94. Самая высокая гора
Так я обручился на заре с прекраснейшей женщиной в мире.
Так я согласился стать следующим президентом Сан-Лоренцо.
«Папа» еще не умер, и, по мнению Фрэнка, мне надо было бы, если возможно, получить благословение «Папы». И когда взошло солнце–Борасизи, мы с Фрэнком поехали во дворец «Папы» на джипе, реквизированном у войска, охранявшего будущего президента.

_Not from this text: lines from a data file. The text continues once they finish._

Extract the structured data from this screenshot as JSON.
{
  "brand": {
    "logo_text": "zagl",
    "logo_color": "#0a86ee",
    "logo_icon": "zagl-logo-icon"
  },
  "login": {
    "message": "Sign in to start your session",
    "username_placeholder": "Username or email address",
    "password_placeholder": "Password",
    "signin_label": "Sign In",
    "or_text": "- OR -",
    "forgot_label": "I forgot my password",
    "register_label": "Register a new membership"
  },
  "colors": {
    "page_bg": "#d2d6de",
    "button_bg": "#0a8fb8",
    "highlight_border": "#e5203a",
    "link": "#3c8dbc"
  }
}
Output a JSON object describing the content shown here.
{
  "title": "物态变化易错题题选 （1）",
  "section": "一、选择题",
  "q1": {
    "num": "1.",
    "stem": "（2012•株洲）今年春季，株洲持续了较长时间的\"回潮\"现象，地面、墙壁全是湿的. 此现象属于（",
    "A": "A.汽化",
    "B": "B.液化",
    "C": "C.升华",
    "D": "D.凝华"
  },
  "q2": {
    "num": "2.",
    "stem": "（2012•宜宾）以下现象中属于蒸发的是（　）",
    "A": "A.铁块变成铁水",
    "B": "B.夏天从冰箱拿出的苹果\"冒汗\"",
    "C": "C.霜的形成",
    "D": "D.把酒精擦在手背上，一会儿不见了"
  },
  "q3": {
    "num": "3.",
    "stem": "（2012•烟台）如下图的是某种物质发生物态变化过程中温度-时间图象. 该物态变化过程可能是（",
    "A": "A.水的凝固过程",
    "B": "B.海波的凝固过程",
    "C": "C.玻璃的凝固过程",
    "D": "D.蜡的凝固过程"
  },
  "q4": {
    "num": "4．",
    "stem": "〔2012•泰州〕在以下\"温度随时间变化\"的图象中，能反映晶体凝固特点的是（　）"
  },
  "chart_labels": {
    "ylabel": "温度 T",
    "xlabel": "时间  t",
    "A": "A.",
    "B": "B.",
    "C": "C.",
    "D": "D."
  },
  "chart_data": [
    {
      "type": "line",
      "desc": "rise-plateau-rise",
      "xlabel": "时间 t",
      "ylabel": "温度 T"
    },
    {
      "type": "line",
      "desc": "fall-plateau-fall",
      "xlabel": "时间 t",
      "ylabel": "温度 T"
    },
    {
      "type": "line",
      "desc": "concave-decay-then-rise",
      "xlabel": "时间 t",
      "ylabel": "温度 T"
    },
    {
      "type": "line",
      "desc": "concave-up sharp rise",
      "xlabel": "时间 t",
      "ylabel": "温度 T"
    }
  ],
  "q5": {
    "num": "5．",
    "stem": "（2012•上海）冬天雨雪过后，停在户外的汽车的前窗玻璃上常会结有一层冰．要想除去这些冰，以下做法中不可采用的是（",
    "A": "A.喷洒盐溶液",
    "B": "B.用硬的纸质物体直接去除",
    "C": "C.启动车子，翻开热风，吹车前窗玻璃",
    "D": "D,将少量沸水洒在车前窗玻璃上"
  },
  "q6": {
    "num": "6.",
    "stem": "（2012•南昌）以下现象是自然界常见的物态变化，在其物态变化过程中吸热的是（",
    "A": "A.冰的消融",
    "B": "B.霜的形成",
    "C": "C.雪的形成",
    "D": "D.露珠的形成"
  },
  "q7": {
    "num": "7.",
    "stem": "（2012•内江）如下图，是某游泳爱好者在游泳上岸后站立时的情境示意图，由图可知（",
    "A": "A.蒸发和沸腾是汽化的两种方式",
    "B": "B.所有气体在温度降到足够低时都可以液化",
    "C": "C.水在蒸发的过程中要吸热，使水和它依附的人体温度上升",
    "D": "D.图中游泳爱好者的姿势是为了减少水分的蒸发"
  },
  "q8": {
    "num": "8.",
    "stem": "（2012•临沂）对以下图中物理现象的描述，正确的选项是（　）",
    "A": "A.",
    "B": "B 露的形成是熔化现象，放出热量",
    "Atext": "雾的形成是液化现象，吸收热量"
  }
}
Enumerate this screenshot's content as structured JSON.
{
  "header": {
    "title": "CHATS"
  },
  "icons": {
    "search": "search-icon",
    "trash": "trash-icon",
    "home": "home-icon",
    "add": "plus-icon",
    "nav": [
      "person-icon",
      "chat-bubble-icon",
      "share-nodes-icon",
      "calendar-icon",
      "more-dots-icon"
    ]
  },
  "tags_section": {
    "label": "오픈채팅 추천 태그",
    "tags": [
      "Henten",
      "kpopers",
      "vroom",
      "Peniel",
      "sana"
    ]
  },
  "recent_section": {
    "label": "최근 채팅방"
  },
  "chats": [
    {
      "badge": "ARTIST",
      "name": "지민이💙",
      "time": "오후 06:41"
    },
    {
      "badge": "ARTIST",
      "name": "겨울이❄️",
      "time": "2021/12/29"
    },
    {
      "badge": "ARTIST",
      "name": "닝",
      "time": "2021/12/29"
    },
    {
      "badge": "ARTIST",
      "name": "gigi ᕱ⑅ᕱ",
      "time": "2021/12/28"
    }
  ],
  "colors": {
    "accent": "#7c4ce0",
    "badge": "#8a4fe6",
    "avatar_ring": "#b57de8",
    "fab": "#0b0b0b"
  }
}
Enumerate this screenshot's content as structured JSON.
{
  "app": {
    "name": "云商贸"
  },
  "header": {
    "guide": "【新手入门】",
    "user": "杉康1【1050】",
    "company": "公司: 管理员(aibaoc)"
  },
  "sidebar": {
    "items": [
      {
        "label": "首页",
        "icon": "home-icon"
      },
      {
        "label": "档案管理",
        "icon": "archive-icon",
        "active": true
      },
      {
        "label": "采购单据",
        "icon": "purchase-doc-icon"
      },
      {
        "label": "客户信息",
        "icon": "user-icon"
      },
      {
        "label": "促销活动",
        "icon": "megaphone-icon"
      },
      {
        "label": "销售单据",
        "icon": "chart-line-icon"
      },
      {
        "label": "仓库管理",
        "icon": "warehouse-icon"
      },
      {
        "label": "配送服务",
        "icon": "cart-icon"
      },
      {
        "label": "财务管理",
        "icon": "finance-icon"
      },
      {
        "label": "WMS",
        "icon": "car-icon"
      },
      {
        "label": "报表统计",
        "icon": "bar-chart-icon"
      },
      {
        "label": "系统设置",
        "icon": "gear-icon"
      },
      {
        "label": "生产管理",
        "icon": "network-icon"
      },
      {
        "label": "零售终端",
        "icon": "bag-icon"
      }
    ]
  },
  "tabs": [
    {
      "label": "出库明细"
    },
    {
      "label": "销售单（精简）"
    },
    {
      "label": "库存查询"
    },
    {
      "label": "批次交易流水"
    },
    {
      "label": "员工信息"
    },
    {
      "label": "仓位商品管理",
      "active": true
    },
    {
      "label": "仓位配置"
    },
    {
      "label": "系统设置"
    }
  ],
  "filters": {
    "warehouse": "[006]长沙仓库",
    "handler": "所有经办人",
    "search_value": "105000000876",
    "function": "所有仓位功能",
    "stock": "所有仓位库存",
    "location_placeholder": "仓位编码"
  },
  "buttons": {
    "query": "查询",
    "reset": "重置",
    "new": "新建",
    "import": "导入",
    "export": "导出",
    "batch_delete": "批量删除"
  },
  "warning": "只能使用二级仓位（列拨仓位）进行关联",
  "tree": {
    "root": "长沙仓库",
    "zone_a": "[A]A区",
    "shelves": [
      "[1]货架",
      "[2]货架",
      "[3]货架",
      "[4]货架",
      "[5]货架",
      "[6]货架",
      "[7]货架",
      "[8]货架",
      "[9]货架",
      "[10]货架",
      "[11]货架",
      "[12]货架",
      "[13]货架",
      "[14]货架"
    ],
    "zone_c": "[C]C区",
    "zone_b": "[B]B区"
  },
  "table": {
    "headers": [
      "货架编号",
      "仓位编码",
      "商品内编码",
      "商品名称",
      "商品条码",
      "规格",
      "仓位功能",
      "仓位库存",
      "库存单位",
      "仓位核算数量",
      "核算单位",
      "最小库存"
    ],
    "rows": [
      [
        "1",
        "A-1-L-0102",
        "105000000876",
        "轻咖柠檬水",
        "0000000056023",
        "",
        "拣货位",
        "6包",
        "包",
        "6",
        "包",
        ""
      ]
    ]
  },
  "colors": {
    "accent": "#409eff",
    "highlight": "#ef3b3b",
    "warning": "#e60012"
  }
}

Мона осталась в доме у Фрэнка. Я поцеловал ее, благословляя, и она уснула благословенным сном.
И мы с Фрэнком поехали за горы, сквозь заросли кофейных деревьев, и справа от нас пламенела утренняя заря.
В свете этой зари мне и явилось левиафаново величие самой высокой горы острова – горы Маккэйб.
Она выгибалась, словно горбатый синий кит, с страшным диковинным каменным столбом вместо вершины.
По величине кита этот столб казался обломком застрявшего гарпуна и таким чужеродным, что я спросил Фрэнка, не человечьи ли руки воздвигли этот столб.
Он сказал мне, что это естественное образование. Более того, он добавил, что ни один человек, насколько ему известно, никогда не бывал на вершине горы Маккэйб.
– А с виду туда не так уж трудно добраться, – добавил я. Если не считать каменного столба на вершине, гора казалась не более трудной для восхождения, чем ступенька какой-нибудь судебной палаты. Да и сам каменный бугор, по крайней мере так казалось издали, был прорезан удобными выступами и впадинами.
– Священная она, эта гора, что ли? – спросил я.
– Может, когда-нибудь и считалась священной. Но после Боконона – нет.
– Почему же никто на нее не восходил?